Iran has seized on widespread Muslim outrage over a film insulting the Prophet Mohammad to revive the death threat against Salman Rushdie, raising the reward for killing him by US$500,000 (£320,000).
Ayatollah Hassan Sanei, head of a powerful state foundation providing relief to the poor, said the film would never have been made if the order to execute Rushdie, issued by the late Iranian spiritual leader, Ayatollah Ruhollah Khomeini, had been carried out.
Ayatollah Khomeini pronounced a fatwa sentencing the author to death in 1989 after declaring his novel, The Satanic Verses, “blasphemous”, but Iranian officials later indicated it would not be implemented.
“It [the film] won’t be the last insulting act as long as Imam Khomeini’s historic order on executing the blasphemous Salman Rushdie is not carried out,” he said in a statement.
“If the imam’s order was carried out, the further insults in the form of caricatures, articles and films would not have taken place. The impertinence of the grudge-filled enemies of Islam, which is occurring under the flag of the Great Satan, America and the racist Zionists, can only be blocked by the absolute administration of this Islamic order.”

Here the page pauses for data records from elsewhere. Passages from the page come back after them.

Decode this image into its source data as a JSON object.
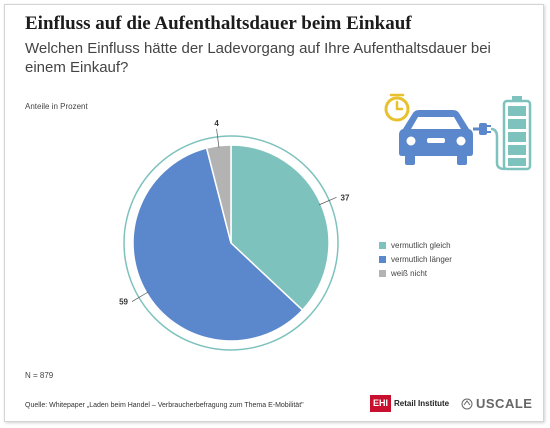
{
  "header": {
    "title": "Einfluss auf die Aufenthaltsdauer beim Einkauf",
    "subtitle": "Welchen Einfluss hätte der Ladevorgang auf Ihre Aufenthaltsdauer bei einem Einkauf?"
  },
  "chart_data": {
    "type": "pie",
    "unit_label": "Anteile in Prozent",
    "slices": [
      {
        "label": "vermutlich gleich",
        "value": 37,
        "color": "#7ec2bd"
      },
      {
        "label": "vermutlich länger",
        "value": 59,
        "color": "#5b87cc"
      },
      {
        "label": "weiß nicht",
        "value": 4,
        "color": "#b3b3b3"
      }
    ],
    "outer_ring_color": "#7ec2bd",
    "legend_position": "right"
  },
  "footer": {
    "sample_size": "N = 879",
    "source": "Quelle: Whitepaper „Laden beim Handel – Verbraucherbefragung zum Thema E-Mobilität\"",
    "logo_ehi_box": "EHI",
    "logo_ehi_text": "Retail Institute",
    "logo_uscale": "USCALE"
  },
  "illustration": {
    "icons": [
      "clock-icon",
      "car-icon",
      "charging-plug-icon",
      "battery-icon"
    ],
    "colors": {
      "car": "#5b87cc",
      "battery": "#7ec2bd",
      "clock": "#e8c12e"
    }
  }
}
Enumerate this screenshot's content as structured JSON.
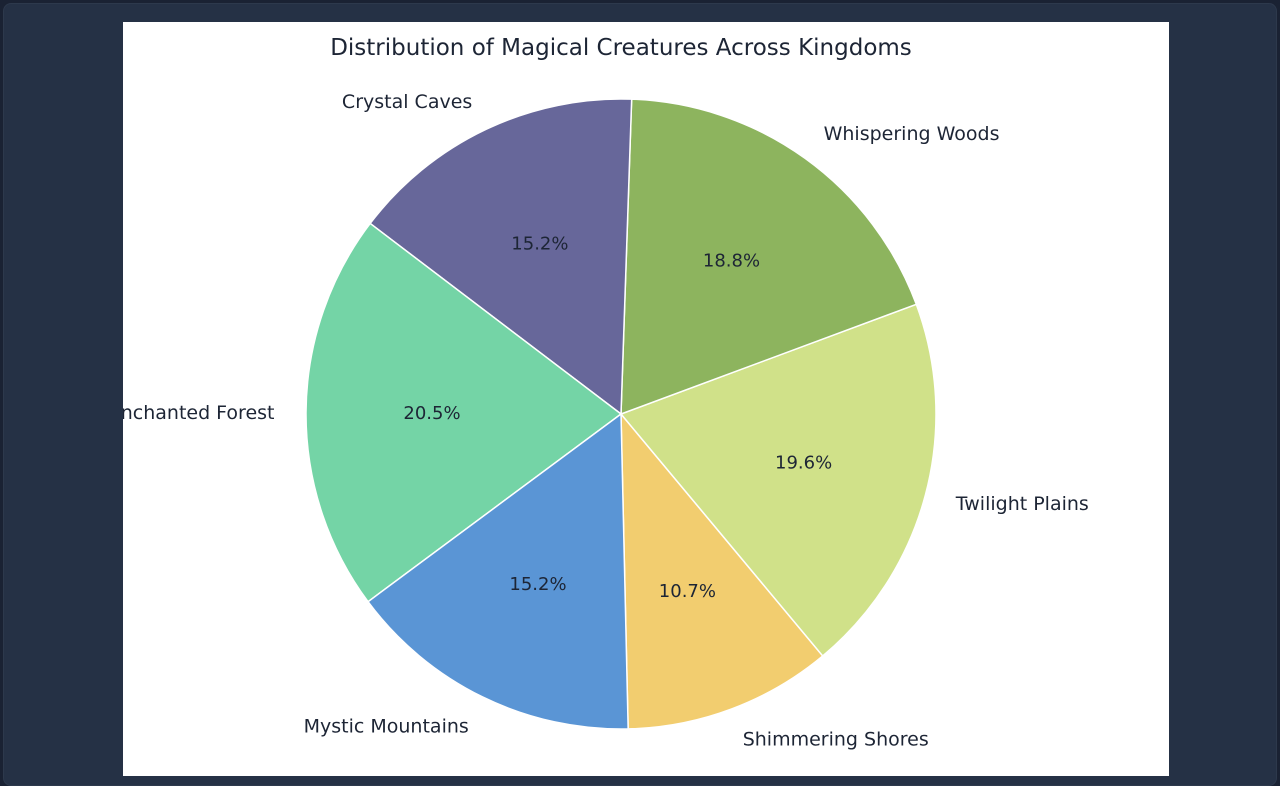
{
  "chart_data": {
    "type": "pie",
    "title": "Distribution of Magical Creatures Across Kingdoms",
    "categories": [
      "Shimmering Shores",
      "Twilight Plains",
      "Whispering Woods",
      "Crystal Caves",
      "Enchanted Forest",
      "Mystic Mountains"
    ],
    "values": [
      10.7,
      19.6,
      18.8,
      15.2,
      20.5,
      15.2
    ],
    "labels": [
      "10.7%",
      "19.6%",
      "18.8%",
      "15.2%",
      "20.5%",
      "15.2%"
    ],
    "colors": [
      "#f2cd6f",
      "#d0e189",
      "#8db45e",
      "#67679a",
      "#74d4a6",
      "#5a95d5"
    ],
    "start_angle_deg": -88.7,
    "direction": "counterclockwise",
    "legend": "none"
  }
}
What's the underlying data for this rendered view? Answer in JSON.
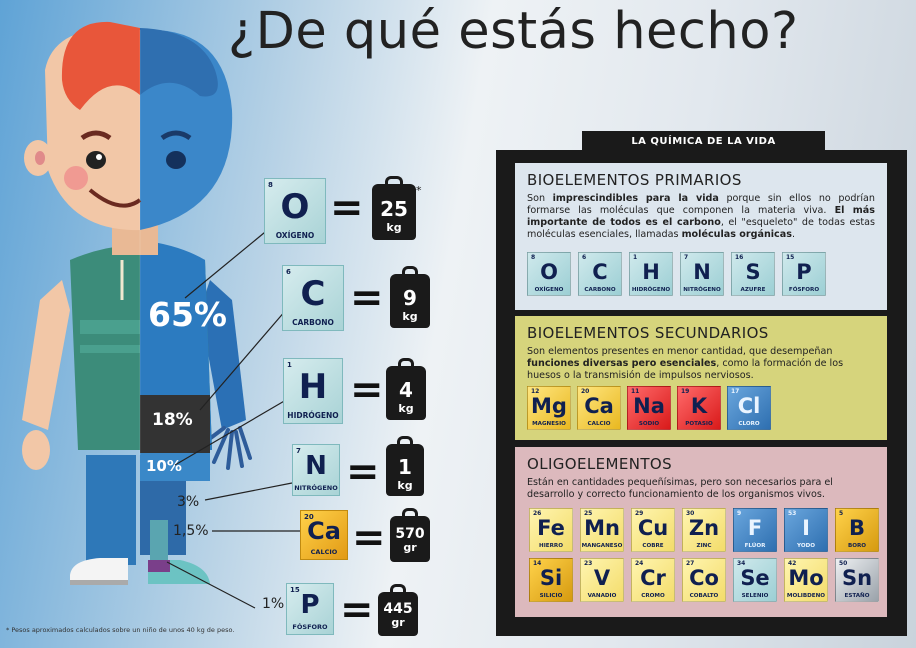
{
  "title": "¿De qué estás hecho?",
  "figure": {
    "pct_oxygen": "65%",
    "pct_carbon": "18%",
    "pct_hydrogen": "10%",
    "pct_nitrogen": "3%",
    "pct_calcium": "1,5%",
    "pct_phosphorus": "1%"
  },
  "composition": [
    {
      "num": "8",
      "sym": "O",
      "name": "OXÍGENO",
      "weight": "25",
      "unit": "kg",
      "asterisk": "*"
    },
    {
      "num": "6",
      "sym": "C",
      "name": "CARBONO",
      "weight": "9",
      "unit": "kg"
    },
    {
      "num": "1",
      "sym": "H",
      "name": "HIDRÓGENO",
      "weight": "4",
      "unit": "kg"
    },
    {
      "num": "7",
      "sym": "N",
      "name": "NITRÓGENO",
      "weight": "1",
      "unit": "kg"
    },
    {
      "num": "20",
      "sym": "Ca",
      "name": "CALCIO",
      "weight": "570",
      "unit": "gr"
    },
    {
      "num": "15",
      "sym": "P",
      "name": "FÓSFORO",
      "weight": "445",
      "unit": "gr"
    }
  ],
  "footnote": "* Pesos aproximados calculados sobre un niño de unos 40 kg de peso.",
  "panel": {
    "header": "LA QUÍMICA DE LA VIDA",
    "primary": {
      "title": "BIOELEMENTOS PRIMARIOS",
      "text_1": "Son ",
      "text_b1": "imprescindibles para la vida",
      "text_2": " porque sin ellos no podrían formarse las moléculas que componen la materia viva. ",
      "text_b2": "El más importante de todos es el carbono",
      "text_3": ", el \"esqueleto\" de todas estas moléculas esenciales, llamadas ",
      "text_b3": "moléculas orgánicas",
      "text_4": ".",
      "elements": [
        {
          "num": "8",
          "sym": "O",
          "name": "OXÍGENO"
        },
        {
          "num": "6",
          "sym": "C",
          "name": "CARBONO"
        },
        {
          "num": "1",
          "sym": "H",
          "name": "HIDRÓGENO"
        },
        {
          "num": "7",
          "sym": "N",
          "name": "NITRÓGENO"
        },
        {
          "num": "16",
          "sym": "S",
          "name": "AZUFRE"
        },
        {
          "num": "15",
          "sym": "P",
          "name": "FÓSFORO"
        }
      ]
    },
    "secondary": {
      "title": "BIOELEMENTOS SECUNDARIOS",
      "text_1": "Son elementos presentes en menor cantidad, que desempeñan ",
      "text_b1": "funciones diversas pero esenciales",
      "text_2": ", como la formación de los huesos o la transmisión de impulsos nerviosos.",
      "elements": [
        {
          "num": "12",
          "sym": "Mg",
          "name": "MAGNESIO"
        },
        {
          "num": "20",
          "sym": "Ca",
          "name": "CALCIO"
        },
        {
          "num": "11",
          "sym": "Na",
          "name": "SODIO"
        },
        {
          "num": "19",
          "sym": "K",
          "name": "POTASIO"
        },
        {
          "num": "17",
          "sym": "Cl",
          "name": "CLORO"
        }
      ]
    },
    "trace": {
      "title": "OLIGOELEMENTOS",
      "text": "Están en cantidades pequeñísimas, pero son necesarios para el desarrollo y correcto funcionamiento de los organismos vivos.",
      "elements": [
        {
          "num": "26",
          "sym": "Fe",
          "name": "HIERRO"
        },
        {
          "num": "25",
          "sym": "Mn",
          "name": "MANGANESO"
        },
        {
          "num": "29",
          "sym": "Cu",
          "name": "COBRE"
        },
        {
          "num": "30",
          "sym": "Zn",
          "name": "ZINC"
        },
        {
          "num": "9",
          "sym": "F",
          "name": "FLÚOR"
        },
        {
          "num": "53",
          "sym": "I",
          "name": "YODO"
        },
        {
          "num": "5",
          "sym": "B",
          "name": "BORO"
        },
        {
          "num": "14",
          "sym": "Si",
          "name": "SILICIO"
        },
        {
          "num": "23",
          "sym": "V",
          "name": "VANADIO"
        },
        {
          "num": "24",
          "sym": "Cr",
          "name": "CROMO"
        },
        {
          "num": "27",
          "sym": "Co",
          "name": "COBALTO"
        },
        {
          "num": "34",
          "sym": "Se",
          "name": "SELENIO"
        },
        {
          "num": "42",
          "sym": "Mo",
          "name": "MOLIBDENO"
        },
        {
          "num": "50",
          "sym": "Sn",
          "name": "ESTAÑO"
        }
      ]
    }
  },
  "colors": {
    "teal_tile": "#a9d3d6",
    "secondary_bg": "#d9d97a",
    "trace_bg": "#dcb9bd",
    "primary_bg": "#dde6ee",
    "dark": "#1a1a1a"
  }
}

Ayatollah Saeni’s offer appeared to be an officially-sanctioned attempt by Iran to harness anger across the Muslim world over the film, which was produced by anti-Muslim Christians based in the United States. The film, which depicts the Prophet Mohammed in a derogatory manner, has provoked riots and violent attacks on western interests in several Muslim countries, including Libya, where Americans, including the ambassador, were killed.